Calon jabang bayi 7 bulan slamatan, bayi umur beberapa bulan, bayi bisa jalan 
slamatan.
Khitanan slamatan lagi. sakit2-an, ganti nama, mau ujian slamatan lagi.
Pokoknya semua nya harus melibatkan rame2. Namanya kan slamatan jadi ya biar 
selamet selamanya :-)
Ingat cerita, dongeng Putri Tidur- sleeping beauty . Konon waktu ayahnya adakan 
slamatan ada salah satu 
dukun yg klewatan di undang maka di tenunglah sang putri raja :-)
Tradisi, budaya lokal indonesia memang banyak dengan ritual2.

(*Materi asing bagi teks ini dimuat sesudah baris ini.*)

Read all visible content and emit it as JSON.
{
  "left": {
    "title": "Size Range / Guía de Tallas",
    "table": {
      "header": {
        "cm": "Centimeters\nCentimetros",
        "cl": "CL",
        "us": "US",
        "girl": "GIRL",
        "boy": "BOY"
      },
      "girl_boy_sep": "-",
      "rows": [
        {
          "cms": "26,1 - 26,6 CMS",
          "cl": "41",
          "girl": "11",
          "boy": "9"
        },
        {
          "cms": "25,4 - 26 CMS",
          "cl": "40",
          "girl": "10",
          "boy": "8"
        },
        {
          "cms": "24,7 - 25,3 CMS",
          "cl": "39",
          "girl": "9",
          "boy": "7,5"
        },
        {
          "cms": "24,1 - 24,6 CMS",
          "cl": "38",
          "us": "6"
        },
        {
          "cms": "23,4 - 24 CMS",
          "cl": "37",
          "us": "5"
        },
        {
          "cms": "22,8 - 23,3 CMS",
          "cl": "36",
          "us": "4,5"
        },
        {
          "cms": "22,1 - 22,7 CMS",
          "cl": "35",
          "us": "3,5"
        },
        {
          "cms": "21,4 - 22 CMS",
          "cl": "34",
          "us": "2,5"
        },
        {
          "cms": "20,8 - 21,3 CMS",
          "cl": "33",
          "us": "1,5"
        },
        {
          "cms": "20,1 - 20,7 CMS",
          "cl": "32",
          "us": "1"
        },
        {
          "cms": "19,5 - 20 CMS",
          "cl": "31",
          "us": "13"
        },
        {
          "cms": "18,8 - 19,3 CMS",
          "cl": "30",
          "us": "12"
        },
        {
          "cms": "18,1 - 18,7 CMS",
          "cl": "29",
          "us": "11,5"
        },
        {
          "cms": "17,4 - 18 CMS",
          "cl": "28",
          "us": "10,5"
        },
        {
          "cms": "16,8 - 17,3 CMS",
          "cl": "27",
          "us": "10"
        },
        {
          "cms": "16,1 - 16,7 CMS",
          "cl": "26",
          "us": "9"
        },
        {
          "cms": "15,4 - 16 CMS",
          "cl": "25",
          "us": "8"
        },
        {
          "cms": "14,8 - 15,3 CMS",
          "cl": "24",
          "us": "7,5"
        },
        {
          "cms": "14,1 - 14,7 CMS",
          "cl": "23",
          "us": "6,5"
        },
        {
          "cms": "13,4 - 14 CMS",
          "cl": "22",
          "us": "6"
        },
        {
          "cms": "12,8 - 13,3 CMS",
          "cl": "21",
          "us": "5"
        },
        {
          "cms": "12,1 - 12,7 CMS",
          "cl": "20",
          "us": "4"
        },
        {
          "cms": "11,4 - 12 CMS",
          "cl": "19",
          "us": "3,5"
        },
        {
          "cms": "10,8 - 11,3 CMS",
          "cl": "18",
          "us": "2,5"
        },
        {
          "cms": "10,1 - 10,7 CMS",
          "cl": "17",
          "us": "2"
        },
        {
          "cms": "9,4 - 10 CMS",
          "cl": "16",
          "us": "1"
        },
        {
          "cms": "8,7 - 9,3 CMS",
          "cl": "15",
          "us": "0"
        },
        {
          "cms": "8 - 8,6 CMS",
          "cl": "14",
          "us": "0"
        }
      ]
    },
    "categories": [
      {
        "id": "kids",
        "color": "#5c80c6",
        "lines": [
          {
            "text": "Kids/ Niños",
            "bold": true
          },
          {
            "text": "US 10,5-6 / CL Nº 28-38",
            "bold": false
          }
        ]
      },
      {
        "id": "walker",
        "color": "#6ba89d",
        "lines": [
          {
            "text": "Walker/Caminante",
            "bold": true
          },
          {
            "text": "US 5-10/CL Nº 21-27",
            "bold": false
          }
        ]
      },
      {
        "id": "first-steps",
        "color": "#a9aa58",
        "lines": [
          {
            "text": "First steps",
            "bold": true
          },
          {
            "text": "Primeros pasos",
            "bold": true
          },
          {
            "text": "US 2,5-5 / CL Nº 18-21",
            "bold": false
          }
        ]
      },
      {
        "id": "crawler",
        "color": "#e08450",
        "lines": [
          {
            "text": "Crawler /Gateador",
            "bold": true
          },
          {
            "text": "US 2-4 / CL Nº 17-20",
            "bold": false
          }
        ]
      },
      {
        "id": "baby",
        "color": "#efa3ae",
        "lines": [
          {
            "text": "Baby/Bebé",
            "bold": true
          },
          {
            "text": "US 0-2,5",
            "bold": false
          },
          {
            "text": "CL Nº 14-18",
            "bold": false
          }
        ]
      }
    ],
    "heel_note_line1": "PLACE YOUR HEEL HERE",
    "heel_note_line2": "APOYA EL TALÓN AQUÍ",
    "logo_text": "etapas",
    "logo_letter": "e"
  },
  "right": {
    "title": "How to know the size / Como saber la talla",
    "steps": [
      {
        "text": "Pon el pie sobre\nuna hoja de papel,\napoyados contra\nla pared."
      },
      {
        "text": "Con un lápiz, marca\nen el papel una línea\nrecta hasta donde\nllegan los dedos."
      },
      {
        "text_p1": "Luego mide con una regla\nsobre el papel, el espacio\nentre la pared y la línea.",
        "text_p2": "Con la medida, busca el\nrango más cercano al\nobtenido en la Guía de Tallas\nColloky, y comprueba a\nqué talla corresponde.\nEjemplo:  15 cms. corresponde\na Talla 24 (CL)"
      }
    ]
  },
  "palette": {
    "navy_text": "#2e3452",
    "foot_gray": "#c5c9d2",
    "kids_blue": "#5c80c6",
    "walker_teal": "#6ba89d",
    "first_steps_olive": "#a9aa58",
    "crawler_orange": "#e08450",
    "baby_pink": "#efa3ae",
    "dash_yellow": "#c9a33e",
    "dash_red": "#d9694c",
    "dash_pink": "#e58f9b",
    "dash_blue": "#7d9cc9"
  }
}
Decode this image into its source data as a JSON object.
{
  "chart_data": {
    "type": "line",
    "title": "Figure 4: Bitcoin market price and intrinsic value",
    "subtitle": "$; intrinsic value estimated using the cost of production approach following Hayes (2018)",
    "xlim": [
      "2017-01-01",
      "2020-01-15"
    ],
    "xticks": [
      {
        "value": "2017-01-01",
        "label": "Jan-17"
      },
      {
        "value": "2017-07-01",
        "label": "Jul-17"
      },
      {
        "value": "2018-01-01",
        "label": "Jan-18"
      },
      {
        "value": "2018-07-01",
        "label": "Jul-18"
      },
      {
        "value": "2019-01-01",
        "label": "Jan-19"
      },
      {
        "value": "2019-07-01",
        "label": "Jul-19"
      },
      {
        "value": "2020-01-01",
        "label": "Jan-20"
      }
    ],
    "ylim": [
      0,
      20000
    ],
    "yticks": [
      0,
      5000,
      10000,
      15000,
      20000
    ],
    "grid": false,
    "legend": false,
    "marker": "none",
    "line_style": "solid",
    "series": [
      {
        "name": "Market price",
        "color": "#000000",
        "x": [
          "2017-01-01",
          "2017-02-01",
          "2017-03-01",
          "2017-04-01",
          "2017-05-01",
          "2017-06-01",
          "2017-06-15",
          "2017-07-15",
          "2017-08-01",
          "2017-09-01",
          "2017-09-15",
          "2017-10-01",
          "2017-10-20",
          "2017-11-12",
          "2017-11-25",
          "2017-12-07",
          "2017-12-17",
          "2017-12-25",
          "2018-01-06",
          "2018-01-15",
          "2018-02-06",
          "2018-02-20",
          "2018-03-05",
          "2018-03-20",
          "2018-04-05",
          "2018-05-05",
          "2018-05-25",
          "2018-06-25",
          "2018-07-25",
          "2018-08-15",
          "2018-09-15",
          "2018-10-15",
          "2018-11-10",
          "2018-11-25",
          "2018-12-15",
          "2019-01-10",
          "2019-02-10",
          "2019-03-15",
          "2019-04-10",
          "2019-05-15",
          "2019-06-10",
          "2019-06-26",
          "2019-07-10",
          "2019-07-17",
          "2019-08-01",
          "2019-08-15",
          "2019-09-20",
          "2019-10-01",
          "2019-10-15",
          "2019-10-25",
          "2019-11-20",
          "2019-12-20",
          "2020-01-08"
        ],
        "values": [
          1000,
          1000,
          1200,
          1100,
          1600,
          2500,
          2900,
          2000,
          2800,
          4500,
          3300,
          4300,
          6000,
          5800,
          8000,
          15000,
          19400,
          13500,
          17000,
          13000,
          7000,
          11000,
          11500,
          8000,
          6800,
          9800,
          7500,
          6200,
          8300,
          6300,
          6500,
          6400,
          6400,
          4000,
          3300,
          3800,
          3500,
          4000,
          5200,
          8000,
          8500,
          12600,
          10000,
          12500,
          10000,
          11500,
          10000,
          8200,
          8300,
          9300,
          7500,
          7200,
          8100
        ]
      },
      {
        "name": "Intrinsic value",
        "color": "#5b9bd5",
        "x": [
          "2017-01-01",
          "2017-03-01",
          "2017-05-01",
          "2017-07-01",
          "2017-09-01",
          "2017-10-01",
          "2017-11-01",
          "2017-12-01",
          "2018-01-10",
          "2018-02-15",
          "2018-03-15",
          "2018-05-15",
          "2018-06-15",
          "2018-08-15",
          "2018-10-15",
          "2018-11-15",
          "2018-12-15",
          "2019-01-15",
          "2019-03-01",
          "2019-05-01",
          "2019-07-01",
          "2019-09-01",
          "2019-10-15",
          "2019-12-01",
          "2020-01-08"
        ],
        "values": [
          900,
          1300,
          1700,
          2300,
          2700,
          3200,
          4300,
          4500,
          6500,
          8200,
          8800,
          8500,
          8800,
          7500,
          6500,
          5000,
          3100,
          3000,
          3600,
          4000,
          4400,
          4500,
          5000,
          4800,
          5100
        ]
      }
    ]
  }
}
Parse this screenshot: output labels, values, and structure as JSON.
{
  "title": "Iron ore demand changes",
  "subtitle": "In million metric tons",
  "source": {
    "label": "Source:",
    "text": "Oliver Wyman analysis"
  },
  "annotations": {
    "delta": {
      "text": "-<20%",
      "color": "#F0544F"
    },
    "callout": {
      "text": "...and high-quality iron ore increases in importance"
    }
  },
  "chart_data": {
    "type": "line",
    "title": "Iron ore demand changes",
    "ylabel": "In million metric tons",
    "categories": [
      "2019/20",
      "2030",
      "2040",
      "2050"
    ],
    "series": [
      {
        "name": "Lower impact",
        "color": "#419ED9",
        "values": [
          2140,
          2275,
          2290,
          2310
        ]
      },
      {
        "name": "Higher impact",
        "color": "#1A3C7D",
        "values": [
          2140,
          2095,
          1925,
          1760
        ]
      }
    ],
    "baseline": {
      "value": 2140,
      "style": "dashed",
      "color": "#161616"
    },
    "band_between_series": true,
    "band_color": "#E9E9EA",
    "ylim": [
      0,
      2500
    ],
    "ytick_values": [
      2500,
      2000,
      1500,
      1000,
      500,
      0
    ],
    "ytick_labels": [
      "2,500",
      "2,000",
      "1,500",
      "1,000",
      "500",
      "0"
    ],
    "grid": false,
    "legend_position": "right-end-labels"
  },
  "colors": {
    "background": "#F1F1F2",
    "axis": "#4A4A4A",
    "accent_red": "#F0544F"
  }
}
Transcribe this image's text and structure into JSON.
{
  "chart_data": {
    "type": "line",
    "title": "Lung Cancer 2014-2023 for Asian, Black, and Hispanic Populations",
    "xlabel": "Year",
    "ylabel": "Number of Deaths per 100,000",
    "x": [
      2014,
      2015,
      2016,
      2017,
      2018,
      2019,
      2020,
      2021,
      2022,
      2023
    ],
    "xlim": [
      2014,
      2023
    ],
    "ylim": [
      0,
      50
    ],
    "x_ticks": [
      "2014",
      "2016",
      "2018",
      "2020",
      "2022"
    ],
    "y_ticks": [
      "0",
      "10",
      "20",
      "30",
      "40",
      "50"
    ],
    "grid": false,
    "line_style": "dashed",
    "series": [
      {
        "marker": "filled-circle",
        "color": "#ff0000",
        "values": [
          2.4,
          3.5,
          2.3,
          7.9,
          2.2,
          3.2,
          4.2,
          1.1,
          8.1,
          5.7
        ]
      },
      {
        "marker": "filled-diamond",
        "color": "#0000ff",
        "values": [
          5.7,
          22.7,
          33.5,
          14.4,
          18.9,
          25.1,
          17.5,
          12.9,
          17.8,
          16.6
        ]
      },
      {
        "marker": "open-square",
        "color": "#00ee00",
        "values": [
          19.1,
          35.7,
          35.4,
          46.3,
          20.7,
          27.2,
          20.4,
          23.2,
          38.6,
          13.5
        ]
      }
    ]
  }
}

Lusa besok saya juga mau mengadiri acara 7 hari-an kerabat yg baru meninggal.
Istilahnya diganti 'yasinan' makanan kecil ala kadarnya sumbangan dari kaum 
kerabat yg tidak langsung 
sedang bersedih. Sekalian untuk memberi penghiburan.
Jadi masalah biaya untuk selamatan itu tergantung bagaimana lingkungannya.
Biasanya sih bergotongroyong; Kecuali kalo gak pernah bergaul gak punya temen 
maka ongkos kesedihan 
itu ya harus ditanggung sendiri :-)
Tentang bunga di makam, saya juga menggunakan vas pakai bunga sedap malam.
Makam2 di jakarta sekarang tidak boleh lagi di semen, karena kesannya 
menyeramkan, juga tidak boleh ada bunga kamboja.
Jadi bentuk makam sekarang hanya seperti gundukan tanah di beri rumput manila 
yg tidak bagus jika 
ditaburi kembang setaman. Bunga tabur/kembang setaman menyebabkan rayap yg 
merusak rumput.
Di dalam vas akan lebih awet. Mengapa bunga sedap malam, karena hanya bunga ini 
yg tidak disukai oleh kambing :-)
Kecuali sih kalo makamnya seperti di kalibata, di semen semua, bisa pakai bunga 
tabur.

salam 
l.meilany


  ----- Original Message ----- 
  From: Aisha 
  To: keluarga-sejahtera@yahoogroups.com 
  Cc: wanita-muslimah@yahoogroups.com 
  Sent: Saturday, January 27, 2007 5:14 PM
  Subject: [keluarga-sejahtera] Tahlilan


  Jadi pengajian atau selamatan atau tahlilan itu memang ritual Islam yang 
dipengaruhi agama Hindu - Budha ya Meidear? Rasulullah tidak mencontohkan 
tahlilan. Jika kaya mungkin gak ngaruh terhadap ekonomi keluarga, tapi kalau 
kondisi ekonomi buruk lalu memaksakan diri sampai ngutang, seharusnya tokoh 
agamanya ngasih tahu (atau tokoh agama yang mimpin tahlilan juga kecipratan 
rezeki dari tahlilan ini?), ketika seseorang datang ke keluarga untuk meminjam 
uang untuk tahlilan ini padahal dia tidak mampu, untuk makan dan menyekolahkan 
anaknya saja sulit, saya iseng bertanya kenapa ibu ini ngotot tahlilan. 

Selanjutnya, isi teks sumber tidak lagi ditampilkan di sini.